# Finding Subgroups in Z

• Nov 8th 2008, 10:59 AM
apsis
Finding Subgroups in Z
I'm a little confused by exactly what this question is asking and am thinking I might be over simplifing it.

The question reads "Find all subgrounps of ${Z}_{12}$".

Does this simply mean list
{null, {0}, {1}, ... , {0, 1}, {0, 2}, ..., {0,1,2,3,4,5,6,7,8,9,10, 11}} as all of the subgrounds?
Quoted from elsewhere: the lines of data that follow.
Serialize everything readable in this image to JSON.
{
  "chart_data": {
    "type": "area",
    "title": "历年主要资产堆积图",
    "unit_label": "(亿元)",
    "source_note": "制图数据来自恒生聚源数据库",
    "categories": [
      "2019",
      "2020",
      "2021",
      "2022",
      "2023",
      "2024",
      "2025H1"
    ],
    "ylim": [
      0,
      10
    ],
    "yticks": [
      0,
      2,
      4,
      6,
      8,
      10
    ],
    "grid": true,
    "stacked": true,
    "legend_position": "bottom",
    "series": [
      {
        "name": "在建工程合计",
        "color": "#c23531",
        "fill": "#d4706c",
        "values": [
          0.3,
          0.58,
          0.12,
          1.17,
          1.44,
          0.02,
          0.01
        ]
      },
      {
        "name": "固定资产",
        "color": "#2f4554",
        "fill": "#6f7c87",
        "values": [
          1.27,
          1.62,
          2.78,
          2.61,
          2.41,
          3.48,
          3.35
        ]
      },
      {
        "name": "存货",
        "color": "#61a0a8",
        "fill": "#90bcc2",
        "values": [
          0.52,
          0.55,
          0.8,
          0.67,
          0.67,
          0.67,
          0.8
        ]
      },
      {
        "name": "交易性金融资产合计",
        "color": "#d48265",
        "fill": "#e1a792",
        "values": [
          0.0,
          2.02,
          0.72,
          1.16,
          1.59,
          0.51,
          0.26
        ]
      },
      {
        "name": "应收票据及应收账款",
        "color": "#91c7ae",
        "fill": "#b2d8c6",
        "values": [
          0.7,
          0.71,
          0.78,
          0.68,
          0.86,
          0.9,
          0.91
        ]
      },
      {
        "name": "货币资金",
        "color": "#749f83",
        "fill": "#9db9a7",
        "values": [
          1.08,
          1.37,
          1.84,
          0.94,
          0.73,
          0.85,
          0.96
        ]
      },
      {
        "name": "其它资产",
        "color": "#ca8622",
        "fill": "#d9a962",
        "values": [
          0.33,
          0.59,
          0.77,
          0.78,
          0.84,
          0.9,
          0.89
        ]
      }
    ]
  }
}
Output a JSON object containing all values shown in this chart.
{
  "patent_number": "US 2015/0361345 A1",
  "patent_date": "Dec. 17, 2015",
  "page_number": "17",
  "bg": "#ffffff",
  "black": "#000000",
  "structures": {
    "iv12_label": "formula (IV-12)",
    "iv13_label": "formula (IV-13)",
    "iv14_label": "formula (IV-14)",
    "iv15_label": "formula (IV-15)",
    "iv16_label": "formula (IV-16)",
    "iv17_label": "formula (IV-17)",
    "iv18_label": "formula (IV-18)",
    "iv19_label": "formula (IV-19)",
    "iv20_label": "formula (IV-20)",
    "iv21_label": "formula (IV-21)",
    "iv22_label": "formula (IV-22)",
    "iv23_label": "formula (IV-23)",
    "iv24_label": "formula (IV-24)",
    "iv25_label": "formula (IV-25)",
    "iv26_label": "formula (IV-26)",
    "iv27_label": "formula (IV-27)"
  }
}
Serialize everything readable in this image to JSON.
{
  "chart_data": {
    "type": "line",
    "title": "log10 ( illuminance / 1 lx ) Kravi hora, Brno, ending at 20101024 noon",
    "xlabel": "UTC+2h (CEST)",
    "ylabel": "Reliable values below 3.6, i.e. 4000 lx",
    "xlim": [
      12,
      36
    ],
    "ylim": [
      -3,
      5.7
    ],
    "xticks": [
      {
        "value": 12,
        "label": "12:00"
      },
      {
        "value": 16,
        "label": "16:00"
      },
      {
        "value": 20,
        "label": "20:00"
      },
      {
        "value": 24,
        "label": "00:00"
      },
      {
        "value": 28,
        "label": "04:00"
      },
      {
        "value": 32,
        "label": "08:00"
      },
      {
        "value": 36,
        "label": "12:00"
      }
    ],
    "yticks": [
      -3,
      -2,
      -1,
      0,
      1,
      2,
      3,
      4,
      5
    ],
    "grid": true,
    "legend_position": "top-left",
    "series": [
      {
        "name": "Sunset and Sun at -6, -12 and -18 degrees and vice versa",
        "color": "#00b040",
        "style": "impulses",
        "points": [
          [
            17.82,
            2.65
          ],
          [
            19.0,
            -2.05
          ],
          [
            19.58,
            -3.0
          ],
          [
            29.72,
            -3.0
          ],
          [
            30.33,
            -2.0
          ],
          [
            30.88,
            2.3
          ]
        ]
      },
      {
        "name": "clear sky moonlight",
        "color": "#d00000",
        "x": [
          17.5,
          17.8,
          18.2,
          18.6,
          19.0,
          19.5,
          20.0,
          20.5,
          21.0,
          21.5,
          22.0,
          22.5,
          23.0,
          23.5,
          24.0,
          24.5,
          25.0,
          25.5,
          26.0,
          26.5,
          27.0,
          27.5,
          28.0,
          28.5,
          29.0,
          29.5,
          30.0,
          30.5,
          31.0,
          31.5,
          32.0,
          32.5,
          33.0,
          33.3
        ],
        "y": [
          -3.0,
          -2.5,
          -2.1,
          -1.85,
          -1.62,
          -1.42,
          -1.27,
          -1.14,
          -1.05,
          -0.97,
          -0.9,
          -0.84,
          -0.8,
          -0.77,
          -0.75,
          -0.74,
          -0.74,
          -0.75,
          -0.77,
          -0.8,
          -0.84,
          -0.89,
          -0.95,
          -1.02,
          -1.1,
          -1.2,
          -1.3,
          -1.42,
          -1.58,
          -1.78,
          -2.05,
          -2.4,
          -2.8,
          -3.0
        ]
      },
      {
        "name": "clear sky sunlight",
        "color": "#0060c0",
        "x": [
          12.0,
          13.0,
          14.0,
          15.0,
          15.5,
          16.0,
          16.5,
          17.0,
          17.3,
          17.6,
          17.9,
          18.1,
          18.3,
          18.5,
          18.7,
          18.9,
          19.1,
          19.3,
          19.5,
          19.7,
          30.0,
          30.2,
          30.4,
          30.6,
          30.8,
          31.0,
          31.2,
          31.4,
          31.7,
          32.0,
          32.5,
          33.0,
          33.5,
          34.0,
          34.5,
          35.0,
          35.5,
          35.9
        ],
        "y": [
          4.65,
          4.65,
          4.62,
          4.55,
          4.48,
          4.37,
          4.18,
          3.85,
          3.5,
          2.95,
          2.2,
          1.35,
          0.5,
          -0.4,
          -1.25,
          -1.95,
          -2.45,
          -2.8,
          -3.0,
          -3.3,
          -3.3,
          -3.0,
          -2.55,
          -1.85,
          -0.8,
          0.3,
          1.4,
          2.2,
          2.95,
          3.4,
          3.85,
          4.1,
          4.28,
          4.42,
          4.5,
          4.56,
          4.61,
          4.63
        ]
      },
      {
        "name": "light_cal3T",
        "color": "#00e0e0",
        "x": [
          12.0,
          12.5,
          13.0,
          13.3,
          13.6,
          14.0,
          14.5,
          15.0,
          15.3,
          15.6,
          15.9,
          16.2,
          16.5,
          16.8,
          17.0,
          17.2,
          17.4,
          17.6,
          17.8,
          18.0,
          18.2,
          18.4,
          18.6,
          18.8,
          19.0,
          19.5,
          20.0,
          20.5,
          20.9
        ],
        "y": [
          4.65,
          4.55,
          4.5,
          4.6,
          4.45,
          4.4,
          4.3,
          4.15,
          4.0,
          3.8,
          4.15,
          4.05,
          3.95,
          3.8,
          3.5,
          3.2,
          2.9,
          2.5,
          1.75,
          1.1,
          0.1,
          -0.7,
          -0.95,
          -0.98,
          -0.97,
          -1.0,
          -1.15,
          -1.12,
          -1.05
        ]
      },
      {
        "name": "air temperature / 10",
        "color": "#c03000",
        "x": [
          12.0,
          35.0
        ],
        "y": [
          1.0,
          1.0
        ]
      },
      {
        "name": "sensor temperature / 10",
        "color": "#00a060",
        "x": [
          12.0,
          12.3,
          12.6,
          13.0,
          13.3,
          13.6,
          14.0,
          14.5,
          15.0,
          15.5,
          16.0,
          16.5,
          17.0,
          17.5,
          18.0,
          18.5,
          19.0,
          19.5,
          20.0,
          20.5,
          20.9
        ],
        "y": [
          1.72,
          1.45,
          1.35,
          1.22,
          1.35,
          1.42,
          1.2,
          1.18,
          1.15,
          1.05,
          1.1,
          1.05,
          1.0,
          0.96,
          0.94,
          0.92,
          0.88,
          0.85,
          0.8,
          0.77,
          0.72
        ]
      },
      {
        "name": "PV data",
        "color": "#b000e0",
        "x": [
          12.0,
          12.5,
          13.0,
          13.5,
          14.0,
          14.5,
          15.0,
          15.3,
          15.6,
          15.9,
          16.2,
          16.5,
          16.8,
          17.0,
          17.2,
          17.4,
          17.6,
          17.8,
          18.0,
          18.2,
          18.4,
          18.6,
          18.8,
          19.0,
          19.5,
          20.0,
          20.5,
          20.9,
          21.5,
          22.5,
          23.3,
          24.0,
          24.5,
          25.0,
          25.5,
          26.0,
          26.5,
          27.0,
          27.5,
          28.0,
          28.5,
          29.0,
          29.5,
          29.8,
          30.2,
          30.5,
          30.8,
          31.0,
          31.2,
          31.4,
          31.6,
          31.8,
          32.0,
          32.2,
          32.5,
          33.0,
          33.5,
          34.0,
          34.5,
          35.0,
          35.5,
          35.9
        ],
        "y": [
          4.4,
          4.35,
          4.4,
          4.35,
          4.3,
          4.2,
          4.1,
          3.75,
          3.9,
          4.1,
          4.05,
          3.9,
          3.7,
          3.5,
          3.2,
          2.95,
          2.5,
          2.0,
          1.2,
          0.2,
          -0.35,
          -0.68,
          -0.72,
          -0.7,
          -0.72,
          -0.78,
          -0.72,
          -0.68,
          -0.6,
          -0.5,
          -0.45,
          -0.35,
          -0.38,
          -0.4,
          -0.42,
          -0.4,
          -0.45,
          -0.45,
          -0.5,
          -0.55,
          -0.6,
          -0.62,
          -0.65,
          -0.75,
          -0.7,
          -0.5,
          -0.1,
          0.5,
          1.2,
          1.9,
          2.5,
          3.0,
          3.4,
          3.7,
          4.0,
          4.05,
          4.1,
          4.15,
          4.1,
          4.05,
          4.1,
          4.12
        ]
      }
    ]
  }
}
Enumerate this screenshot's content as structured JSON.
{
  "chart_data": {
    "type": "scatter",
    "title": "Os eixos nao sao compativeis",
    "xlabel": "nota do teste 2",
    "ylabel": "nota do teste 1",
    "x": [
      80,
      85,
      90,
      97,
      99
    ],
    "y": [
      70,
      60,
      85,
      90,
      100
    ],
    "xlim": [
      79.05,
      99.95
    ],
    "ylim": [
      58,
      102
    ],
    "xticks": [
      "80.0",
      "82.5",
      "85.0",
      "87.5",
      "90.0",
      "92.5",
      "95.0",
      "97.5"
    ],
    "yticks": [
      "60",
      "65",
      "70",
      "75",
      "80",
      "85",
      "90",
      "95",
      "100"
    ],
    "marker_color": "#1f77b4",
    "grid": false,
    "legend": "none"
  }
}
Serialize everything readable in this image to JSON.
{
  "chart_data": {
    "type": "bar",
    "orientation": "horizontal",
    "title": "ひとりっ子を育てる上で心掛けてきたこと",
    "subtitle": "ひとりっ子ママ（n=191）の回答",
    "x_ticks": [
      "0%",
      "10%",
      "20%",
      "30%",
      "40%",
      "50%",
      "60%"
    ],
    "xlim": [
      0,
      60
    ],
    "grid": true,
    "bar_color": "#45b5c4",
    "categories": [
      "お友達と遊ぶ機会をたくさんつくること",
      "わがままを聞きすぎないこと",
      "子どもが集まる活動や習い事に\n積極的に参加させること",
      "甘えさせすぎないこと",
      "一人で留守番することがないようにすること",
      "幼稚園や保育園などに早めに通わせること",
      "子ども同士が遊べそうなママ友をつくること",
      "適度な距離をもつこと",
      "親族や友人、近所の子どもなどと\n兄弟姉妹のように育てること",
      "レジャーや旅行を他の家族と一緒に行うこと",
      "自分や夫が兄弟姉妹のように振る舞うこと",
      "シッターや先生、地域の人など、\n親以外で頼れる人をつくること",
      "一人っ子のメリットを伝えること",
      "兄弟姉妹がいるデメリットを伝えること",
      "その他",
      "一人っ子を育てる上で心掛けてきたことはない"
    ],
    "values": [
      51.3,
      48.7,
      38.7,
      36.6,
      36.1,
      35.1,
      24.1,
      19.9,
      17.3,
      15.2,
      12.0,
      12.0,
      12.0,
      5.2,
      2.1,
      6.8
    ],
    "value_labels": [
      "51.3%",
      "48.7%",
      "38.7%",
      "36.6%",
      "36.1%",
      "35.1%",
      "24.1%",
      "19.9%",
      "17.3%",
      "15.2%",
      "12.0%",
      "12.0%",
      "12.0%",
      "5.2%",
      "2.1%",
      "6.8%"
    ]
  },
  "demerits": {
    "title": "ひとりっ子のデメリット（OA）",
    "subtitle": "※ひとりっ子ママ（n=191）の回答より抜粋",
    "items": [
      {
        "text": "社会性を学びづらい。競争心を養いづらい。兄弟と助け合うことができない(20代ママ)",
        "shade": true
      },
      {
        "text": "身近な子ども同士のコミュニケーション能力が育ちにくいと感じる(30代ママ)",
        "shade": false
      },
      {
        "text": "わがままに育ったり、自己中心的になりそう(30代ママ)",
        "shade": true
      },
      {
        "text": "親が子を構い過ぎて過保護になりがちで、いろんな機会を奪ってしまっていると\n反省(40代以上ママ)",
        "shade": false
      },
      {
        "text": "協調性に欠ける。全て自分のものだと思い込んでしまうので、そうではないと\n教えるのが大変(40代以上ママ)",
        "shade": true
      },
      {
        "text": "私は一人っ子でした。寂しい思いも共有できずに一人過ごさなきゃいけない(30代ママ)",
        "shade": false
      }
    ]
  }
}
There is no operation defined on the group, so I'm not sure what else to do?

Thanks!
• Nov 8th 2008, 04:03 PM
ThePerfectHacker
Quote:

Originally Posted by apsis
I'm a little confused by exactly what this question is asking and am thinking I might be over simplifing it.

The question reads "Find all subgrounps of ${Z}_{12}$".

Does this simply mean list
{null, {0}, {1}, ... , {0, 1}, {0, 2}, ..., {0,1,2,3,4,5,6,7,8,9,10, 11}} as all of the subgrounds?

There is no operation defined on the group, so I'm not sure what else to do?

Thanks!

This is the set $\{ [0]_{12}, [1]_{12}, ... , [11]_{12} \}$ with binary operation "addition modulo $12$".
• Nov 9th 2008, 08:42 AM
apsis
How do I count the subgroups then? If I say that [0], [1], ... , [11] are the subgroups its not correct, because the closure property is not satisfied, i.e., [1] + [1] is not a member of [1] in ${Z}_{12}$, and so [1] is not a subgroup. So I would have to expand that group to include [2], but then I run into the same issue of [1] + [2]. Eventually I would include all elements and rebuild the group ${Z}_{12}$.

The same argument applies for all elements of the group (except [0]). So does that mean the only proper subgroup is [0]? Or am I thinking of this wrong?

Thanks
• Nov 9th 2008, 08:54 AM
ThePerfectHacker
The subgroup of a cyclic group is cyclic. Therefore, any subgroup must be generated by an element.
Take for example $[2]_{12}$ then the subgroup generated by it is $\{ [0]_{12},[2]_{12},[4]_{12},[6]_{12}, [8]_{12},[10]_{12} \}$.
• Nov 9th 2008, 09:09 AM
apsis
So if I'm thinking of this right then the subgroups are

[0] -> {[0]}
[1] -> ${Z}_{12}$
[2] -> {[0], [2], [4], [6], [8], [10]}
[3] -> {[0], [3], [6], [9]}
[4] -> {[0], [4], [8]}
[6] -> {[0], [6]}

Any other generator just results in the set ${Z}_{12}$, which would be repetitive.
• Nov 9th 2008, 09:14 AM
ThePerfectHacker
Quote:

Originally Posted by apsis
So if I'm thinking of this right then the subgroups are

[0] -> {[0]}
[1] -> ${Z}_{12}$
[2] -> {[0], [2], [4], [6], [8], [10]}
[3] -> {[0], [3], [6], [9]}
[4] -> {[0], [4], [8]}
[6] -> {[0], [6]}

Any other generator just results in the set ${Z}_{12}$, which would be repetitive.

Yes (Clapping)! In fact for each $k|12$, $1\leq k\leq 12$, we can generate a distinct subgroup. Furthermore, $\left < [k_1]_{12} \right> \subseteq \left< [k_2]_{12}\right>$ if and only if $k_1|k_2$.

You want to try doing a similar problem for $\mathbb{Z}_{60}$ by finding all the subgroups using the above result.
• Nov 9th 2008, 09:22 AM
apsis
wicked thanks! those results make it much easier to determine the subgroups so for ${Z}_{60}$ the generators of distinct subgroups are the integers that divide 60.

But for your second result showing the subgroups of subgroups, isn't that backwards? In my list I have <6> $\subseteq$ <3>. Not the other way around as your result would predict?
• Nov 9th 2008, 09:27 AM
ThePerfectHacker
Quote:

Originally Posted by apsis
But for your second result showing the subgroups of subgroups, isn't that backwards? In my list I have <6> $\subseteq$ <3>. Not the other way around as your result would predict?

Yes! Sorry about that. It should say $k_2|k_1$ and not $k_1|k_2$.